On the night of Saturday 19 to Sunday 20 November 2022, COP27 in Sharm El-Sheikh came to an end. A COP that ends with an important outcome for trust and international solidarity, but insufficient to adequately address the root cause of global warming. What is missing is a commitment to a safe and socially sustainable exit from fossil fuels.
In fact, alternatives to fossil fuels are already widely available, but what is lacking is both the will and the political priority to implement them. The Sharm text is in line with what the international scientific community says: accelerating renewables and energy efficiency is the best answer to the global energy crisis.
Losses and damage
From the Sinai desert comes a result that has always been sought but never before achieved: agreement on a fund for losses and damages. Postponed, however, are discussions on who pays and who receives. In this, China’s role is to be reviewed and redefined in light of its global economic and political weight. On country access and eligibility, it will be important to ensure that financial flows reach the most vulnerable countries, which are currently excluded from many of these funds.
Of note is the commitment to seek the involvement of the heads of international financial institutions and other relevant bodies under the leadership of the UN Secretary-General in order to identify effective financing for the goal.
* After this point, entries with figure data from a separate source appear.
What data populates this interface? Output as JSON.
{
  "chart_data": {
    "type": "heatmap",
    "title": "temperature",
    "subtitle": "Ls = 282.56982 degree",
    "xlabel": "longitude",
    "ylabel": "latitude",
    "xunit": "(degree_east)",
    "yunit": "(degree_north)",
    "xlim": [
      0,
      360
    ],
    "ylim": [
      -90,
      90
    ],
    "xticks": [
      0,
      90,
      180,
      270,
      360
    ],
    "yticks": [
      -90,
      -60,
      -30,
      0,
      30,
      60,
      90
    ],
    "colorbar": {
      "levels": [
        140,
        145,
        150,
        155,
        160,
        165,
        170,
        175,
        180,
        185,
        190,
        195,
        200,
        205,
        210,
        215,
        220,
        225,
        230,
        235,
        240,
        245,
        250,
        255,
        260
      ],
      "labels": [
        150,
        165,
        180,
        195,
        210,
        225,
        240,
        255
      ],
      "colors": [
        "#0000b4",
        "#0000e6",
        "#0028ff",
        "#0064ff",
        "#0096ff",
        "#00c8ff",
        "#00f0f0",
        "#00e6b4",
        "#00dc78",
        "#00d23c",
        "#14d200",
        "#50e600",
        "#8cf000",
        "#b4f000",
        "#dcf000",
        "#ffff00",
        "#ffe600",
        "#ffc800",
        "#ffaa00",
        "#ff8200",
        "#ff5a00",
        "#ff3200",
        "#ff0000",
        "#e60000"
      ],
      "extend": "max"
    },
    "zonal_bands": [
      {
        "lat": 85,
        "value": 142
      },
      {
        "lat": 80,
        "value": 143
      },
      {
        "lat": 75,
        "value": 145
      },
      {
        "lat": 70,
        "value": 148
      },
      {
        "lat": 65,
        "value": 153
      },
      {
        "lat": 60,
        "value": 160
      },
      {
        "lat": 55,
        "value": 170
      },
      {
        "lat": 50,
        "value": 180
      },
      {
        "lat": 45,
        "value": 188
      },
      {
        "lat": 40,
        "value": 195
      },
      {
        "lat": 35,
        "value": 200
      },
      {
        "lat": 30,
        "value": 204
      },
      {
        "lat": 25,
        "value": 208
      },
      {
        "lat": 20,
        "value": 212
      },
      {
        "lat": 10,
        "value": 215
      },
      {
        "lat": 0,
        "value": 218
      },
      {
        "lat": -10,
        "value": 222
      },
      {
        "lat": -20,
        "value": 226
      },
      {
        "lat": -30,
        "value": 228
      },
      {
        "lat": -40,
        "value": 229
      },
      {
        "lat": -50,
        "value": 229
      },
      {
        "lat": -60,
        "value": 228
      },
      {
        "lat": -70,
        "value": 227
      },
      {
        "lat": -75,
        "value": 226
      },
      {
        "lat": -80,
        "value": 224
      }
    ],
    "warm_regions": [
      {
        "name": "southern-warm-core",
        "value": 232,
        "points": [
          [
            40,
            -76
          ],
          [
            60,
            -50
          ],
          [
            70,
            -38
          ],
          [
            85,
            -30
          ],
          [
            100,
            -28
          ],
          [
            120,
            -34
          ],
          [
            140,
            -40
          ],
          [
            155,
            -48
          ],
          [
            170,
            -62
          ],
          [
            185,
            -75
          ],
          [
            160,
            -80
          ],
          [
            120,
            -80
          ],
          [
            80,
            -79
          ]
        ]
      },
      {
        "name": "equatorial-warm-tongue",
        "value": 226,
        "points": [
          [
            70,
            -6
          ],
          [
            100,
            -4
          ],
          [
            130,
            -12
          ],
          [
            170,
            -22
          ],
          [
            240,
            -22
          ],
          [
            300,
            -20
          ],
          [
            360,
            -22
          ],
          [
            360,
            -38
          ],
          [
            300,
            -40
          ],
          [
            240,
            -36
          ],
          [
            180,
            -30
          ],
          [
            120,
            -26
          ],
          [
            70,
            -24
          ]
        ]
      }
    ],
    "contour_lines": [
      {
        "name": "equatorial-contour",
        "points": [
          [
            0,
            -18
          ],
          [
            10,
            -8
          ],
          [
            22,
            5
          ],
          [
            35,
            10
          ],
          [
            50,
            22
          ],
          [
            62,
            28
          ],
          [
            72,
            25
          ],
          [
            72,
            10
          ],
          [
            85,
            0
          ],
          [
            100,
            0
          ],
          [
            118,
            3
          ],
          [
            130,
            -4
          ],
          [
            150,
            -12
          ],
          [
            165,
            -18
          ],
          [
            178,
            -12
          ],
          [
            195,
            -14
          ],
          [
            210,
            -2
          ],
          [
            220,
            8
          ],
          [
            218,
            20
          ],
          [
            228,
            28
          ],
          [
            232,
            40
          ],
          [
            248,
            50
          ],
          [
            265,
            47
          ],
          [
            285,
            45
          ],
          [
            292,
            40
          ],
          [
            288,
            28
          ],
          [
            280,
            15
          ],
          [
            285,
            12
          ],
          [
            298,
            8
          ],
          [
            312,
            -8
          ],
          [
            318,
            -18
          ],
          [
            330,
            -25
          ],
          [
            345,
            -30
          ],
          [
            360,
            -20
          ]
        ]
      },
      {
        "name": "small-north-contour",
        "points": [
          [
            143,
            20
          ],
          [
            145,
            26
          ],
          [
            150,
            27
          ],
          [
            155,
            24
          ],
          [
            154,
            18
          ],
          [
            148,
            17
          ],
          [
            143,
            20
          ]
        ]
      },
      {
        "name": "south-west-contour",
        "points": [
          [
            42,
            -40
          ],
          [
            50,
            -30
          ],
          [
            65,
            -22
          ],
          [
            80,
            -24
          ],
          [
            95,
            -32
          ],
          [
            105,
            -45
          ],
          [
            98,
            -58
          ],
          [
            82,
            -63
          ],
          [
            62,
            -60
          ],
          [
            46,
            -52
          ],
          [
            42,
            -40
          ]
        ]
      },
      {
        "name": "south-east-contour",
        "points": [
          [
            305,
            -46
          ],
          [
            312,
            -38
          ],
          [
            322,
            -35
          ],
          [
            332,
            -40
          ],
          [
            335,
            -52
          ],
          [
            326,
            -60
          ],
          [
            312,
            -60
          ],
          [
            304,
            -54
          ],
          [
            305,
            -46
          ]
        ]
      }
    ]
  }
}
Also noteworthy is the invitation to the international financial institutions to consider contributing new and innovative approaches at the upcoming 2023 spring meetings of the World Bank and International Monetary Fund.
Significant is the clear signal linking the need to reform the global financial system, also present in the final policy text, and the goals of the Paris Agreement: revising international rules to mobilise the volumes needed for climate action. Next year’s international financial meetings therefore become critical. It will be important to support and leverage the Bridgetown initiative of Barbados, now supported by France, which presents an ambitious reform agenda. The G7 and G20 countries are called to action. The Italian G7 Presidency in 2024 will be crucial to implement these reforms.
The sore point, however, was ‘mitigation’, or commitments and actions to reduce emissions. Indeed, the primary cause of climate change, the use of fossil fuels, was not explicitly and decisively addressed. This will have to change at COP28 in Dubai in a year’s time. While there is a lack of a clear commitment on decreasing and moving away from fossil fuels, mainly due to the restraint of corporations and oil and gas producing countries that are pushing to slow down the transition, renewables enter the text of a COP for the first time. Accelerating on renewables and making them the pivot of the transition, also in response to the global energy crisis is the message coming out of the Sharm text. Indeed, the text is explicit about the need to transform energy systems to make them more secure and sustainable. There is ambiguity, however, about the term ‘low-emission energies’ cited as a solution but without indicating which energies fall under this definition.
In Sharm we saw an explicit attempt by companies and oil and gas producing countries to slow down a necessary and now inevitable transition. Worryingly, the super-profits generated this year by the energy crisis are being channelled into new hydrocarbon exploration and production, especially new gas and infrastructure in the Mediterranean and Africa, incompatible with both climate and energy security. This in the face of the great potential for clean, readily available and safer alternatives in these regions.
A fund for the most vulnerable
It is therefore a victory for the most vulnerable countries that shows the importance of the COP as the only global forum that represents and gives voice to the demands of all countries, especially the most vulnerable. Europe played a listening and pioneering role in arriving at the compromise that allowed the creation of the fund. And it did not want to break the package despite the fact that most of its proposals on mitigation were not given due consideration.
Europe, in fact, played a leading and compromising role, especially with an ambitious initial offer on the loss and damage fund. Unlike at COP26 in Glasgow, Europe tried to play a leading role this year, with its offer on loss and damage breaking the negotiating deadlock of the past few days. The insistence on stronger commitments on mitigation is also to be interpreted as a sign that Brussels is serious about the energy transition: accelerating on renewables and energy efficiency is the solution identified by the EU to respond to the energy and climate crises.
Italy, which was present with a strong diplomatic delegation headed by the Special Envoy for the Climate, Alessandro Modiano, played its part through European action. The COP was also the first opportunity for President Meloni and Minister Pichetto Fratin to present Italy’s political position. At the moment this is being established in the wake of the Draghi government and the multilateral rules adopted so far. We should wait to see the concrete choices on the energy and financial front, in addition to the encouraging ones presented in Sharm and Bali such as the Italian Climate Fund, managed by Cassa Depositi e Prestiti, and the contribution to the decarbonisation of Indonesia and Vietnam. Attention now returns to the capitals, on the path that will lead climate diplomacy to COP28 in Dubai.